Measure the magnitude of the asteroid, and of two or three stars of known magnitude. Use the difference between your values for the asteroid and the stars to calculate the magnitude of the asteroid. Does it match the predicted magnitude, to within 0.4 mag or so?
Yesterday, you should have found the distance between two bright stars in your field, in units of "arcminutes". Now, use SIP to measure the distance between these same stars in "pixels" (you will probably need to use the Pythagorean theorem). Find the conversion factor
distance in pixels K = ---------------------- distance in arcminutesThis should be a small number, much less than one.

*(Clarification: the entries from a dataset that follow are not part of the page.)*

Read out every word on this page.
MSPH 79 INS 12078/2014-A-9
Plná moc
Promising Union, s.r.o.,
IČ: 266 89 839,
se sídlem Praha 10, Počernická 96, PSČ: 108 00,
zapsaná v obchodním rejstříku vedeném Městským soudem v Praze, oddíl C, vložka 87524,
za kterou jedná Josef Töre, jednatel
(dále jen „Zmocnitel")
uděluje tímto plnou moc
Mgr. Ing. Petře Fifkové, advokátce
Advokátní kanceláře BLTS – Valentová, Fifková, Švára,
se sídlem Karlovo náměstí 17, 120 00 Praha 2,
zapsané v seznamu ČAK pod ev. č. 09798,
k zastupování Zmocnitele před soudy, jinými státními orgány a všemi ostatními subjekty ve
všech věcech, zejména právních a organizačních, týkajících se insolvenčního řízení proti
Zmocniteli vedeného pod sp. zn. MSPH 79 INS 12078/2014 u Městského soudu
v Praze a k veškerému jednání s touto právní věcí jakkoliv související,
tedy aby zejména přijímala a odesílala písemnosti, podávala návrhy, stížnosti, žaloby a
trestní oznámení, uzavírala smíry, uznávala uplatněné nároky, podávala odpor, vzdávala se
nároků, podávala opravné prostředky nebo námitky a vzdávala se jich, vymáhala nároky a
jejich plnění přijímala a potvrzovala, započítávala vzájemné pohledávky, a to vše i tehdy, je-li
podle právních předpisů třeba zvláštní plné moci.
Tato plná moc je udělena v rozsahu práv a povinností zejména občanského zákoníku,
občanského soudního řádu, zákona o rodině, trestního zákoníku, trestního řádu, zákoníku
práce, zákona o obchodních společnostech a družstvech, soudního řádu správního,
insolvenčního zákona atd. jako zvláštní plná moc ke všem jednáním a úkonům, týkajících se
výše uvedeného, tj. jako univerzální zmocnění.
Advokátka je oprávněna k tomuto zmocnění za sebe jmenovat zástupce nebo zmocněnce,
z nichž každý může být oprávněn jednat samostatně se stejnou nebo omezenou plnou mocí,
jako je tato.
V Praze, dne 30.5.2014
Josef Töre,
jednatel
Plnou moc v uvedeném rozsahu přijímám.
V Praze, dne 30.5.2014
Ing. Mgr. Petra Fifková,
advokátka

Measure the distance the asteroid moves between your two pictures, in pixels. Then convert that distance to arcminutes, using your value for K.
Finally, convert the distance to degrees: remember that one arcminute is 1/60 of a degree. You should find that the asteroid moved a small fraction of a degree in the interval between the two pictures.
You will need to know the distance from the Earth to the asteroid at the time we took the pictures. You can find it in the JPL Horizons Ephemeris information.
This speed is actually a combination of the motion of the asteroid and the motion of the Earth, but we'll ignore the latter for now.
At this point, different groups can compare the speeds of their asteroids. There might be some connection between the orbital speed of an asteroid and its distance from the Sun. Do your results show any obvious pattern?